03-18, 14:30–14:55 (US/Eastern), Belfer Case Study Room (CGIS S020)
Adopting a new software platform that has the power to change the way teaching and research is done is rarely easy. In this talk, we explain how Princeton University Research Computing started with Open OnDemand (OOD), what we contributed, and what we learned. Hear about our problems, solutions and continued pain points.
OOD at Princeton started over 8 years ago as an attempt to make teaching easier. It quickly blossomed into an essential new way to not only teach but to facilitate research, for expert users but especially beginners. We have reached the point where in 2023, on our largest general-purpose HPC cluster, 41% of users ran at least one job with OOD.
The journey to that point involved a lot of learning about OOD but also about the needs of our user community.

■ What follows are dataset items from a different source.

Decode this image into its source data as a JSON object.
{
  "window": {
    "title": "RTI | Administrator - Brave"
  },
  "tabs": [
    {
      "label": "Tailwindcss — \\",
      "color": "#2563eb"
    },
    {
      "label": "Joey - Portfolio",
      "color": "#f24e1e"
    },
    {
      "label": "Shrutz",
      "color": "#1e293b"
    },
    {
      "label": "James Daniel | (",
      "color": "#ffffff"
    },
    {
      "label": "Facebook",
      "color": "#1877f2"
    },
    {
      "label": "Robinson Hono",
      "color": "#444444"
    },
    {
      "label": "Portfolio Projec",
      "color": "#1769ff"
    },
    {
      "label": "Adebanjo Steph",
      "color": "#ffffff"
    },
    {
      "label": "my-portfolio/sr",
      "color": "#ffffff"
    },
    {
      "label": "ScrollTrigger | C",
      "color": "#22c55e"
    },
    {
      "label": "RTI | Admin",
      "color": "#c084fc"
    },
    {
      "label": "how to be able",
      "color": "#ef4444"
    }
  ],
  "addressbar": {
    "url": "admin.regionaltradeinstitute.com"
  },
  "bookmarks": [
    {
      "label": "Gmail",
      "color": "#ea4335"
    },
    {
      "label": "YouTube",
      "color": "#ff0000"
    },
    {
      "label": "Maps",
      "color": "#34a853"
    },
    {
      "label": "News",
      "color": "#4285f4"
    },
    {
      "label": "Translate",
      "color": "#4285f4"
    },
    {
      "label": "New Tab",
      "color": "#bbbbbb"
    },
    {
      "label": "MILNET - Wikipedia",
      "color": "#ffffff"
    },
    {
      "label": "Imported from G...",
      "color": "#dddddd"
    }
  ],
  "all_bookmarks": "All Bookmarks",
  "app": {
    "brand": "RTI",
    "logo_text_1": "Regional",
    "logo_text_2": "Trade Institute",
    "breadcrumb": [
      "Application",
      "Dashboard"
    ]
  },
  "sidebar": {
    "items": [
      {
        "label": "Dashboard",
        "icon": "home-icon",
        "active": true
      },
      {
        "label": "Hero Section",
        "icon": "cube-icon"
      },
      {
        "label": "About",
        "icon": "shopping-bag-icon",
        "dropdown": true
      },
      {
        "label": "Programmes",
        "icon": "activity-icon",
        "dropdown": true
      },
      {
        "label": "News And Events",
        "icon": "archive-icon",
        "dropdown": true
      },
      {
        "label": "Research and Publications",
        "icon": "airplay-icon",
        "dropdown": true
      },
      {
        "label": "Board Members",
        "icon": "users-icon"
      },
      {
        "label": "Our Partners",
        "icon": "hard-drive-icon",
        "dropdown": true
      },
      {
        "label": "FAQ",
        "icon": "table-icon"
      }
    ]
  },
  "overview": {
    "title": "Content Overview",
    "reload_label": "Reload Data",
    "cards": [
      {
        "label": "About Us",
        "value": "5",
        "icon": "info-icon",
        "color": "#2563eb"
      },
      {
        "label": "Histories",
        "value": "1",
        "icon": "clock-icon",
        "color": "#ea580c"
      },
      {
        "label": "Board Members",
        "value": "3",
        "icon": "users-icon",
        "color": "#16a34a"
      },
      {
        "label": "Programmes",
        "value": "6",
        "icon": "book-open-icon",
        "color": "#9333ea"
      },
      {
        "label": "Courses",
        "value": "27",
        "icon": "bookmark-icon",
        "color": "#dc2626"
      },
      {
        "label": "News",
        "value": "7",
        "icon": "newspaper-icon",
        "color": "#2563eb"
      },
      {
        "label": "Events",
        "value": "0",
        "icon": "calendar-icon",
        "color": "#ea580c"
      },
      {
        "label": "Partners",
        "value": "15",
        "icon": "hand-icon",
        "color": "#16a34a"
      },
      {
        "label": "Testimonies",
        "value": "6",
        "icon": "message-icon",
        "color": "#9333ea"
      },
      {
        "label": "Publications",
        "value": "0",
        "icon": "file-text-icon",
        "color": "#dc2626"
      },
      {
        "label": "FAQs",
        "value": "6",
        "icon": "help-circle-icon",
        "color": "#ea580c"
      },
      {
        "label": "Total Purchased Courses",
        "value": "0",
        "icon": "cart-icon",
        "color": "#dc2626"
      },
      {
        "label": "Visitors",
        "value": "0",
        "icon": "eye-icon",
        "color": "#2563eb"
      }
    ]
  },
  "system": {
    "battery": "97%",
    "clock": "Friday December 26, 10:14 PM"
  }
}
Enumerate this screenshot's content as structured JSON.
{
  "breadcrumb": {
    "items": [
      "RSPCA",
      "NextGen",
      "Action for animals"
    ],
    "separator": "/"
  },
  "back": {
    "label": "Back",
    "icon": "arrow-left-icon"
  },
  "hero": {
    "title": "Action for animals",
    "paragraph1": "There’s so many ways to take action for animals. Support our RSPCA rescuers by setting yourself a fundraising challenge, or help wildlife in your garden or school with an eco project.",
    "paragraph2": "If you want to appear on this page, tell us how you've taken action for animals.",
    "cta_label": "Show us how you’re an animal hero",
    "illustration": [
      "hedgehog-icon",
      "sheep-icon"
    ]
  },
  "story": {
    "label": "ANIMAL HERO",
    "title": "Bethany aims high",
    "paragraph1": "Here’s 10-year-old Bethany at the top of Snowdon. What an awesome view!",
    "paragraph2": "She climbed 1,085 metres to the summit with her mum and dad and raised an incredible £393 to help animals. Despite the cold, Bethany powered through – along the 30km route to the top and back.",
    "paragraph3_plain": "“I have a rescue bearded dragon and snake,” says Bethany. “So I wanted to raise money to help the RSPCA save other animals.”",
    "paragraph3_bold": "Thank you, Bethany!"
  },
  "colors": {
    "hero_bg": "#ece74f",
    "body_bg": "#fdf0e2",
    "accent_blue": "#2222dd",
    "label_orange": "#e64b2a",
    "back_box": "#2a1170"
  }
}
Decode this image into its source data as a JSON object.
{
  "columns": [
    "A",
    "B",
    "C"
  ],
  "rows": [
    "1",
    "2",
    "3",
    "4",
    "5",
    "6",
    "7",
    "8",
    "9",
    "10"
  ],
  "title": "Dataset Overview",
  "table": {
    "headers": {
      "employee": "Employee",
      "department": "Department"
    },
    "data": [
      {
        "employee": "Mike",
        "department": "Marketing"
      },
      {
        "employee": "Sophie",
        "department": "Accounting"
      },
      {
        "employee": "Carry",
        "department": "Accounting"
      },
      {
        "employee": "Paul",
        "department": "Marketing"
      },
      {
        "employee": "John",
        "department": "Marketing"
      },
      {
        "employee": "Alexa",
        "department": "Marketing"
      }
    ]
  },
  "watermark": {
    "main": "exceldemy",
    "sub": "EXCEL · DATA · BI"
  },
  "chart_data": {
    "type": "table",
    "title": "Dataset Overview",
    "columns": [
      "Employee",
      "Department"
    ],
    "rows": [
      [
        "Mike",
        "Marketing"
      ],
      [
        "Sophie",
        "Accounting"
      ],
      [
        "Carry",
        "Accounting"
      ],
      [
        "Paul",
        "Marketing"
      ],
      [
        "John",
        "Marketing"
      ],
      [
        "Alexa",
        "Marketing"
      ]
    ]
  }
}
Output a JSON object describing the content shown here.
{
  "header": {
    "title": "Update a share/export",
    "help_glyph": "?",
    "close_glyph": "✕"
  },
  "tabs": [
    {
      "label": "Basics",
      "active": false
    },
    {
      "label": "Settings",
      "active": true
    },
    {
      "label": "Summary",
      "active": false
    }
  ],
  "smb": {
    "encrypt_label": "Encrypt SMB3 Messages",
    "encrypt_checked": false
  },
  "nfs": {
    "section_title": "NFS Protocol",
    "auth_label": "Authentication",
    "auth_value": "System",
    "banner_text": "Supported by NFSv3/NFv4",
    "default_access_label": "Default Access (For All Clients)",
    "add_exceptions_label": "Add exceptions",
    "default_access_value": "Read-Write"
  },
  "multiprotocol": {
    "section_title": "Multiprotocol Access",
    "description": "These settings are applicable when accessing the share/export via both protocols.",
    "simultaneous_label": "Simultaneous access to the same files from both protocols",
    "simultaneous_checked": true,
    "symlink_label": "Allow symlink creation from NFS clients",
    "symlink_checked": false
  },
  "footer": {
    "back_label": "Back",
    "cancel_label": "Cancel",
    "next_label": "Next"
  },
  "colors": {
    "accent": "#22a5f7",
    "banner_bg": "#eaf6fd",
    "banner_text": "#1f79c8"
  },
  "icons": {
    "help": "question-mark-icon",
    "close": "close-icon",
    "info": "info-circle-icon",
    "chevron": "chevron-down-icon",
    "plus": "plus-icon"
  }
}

We now have Jupyter OOD apps that offer numerous different setups (e.g., per course, per Anaconda version) and that largely auto-detect user environments. Remote desktop via OOD uses our dedicated visualization nodes and a systemd-based scheduler that we contributed. MATLAB, Mathematica, RStudio, Stata and other apps are also available. File quota reports are available through a web interface as well.
To improve utilization of our clusters and help users optimize their jobs, we developed Jobstats, which is a job monitoring platform that includes OOD helper apps. For a given job ID, we have an app that generates a URL to a Grafana dashboard that shows detailed job metrics as a function of time. These metrics include the CPU/GPU utilization and CPU/GPU memory usage as well as useful node-level metrics. The dashboard is helpful when trying to understand why a job failed and for troubleshooting system performance issues.
To meet the recent demand for GPUs for classes and training workshops, we have configured our local OOD implementation to burst to the cloud. We will discuss the various unexpected problems that arose while creating this service as well as their solutions. Feedback from instructors and students will be presented.
While OOD is working well for the majority of use cases, a certain set of issues continually arise. For instance, we receive a steady stream of support tickets from users with sessions that will not start. While support staff is capable of resolving the matter, more can be done with OOD to identify the problem and present the solution to the user in an understandable way. Other recurring issues and our efforts to address them will be presented.
Jonathan Halverson is the Training Lead for the Princeton Institute of Computational Science and Engineering at Princeton University.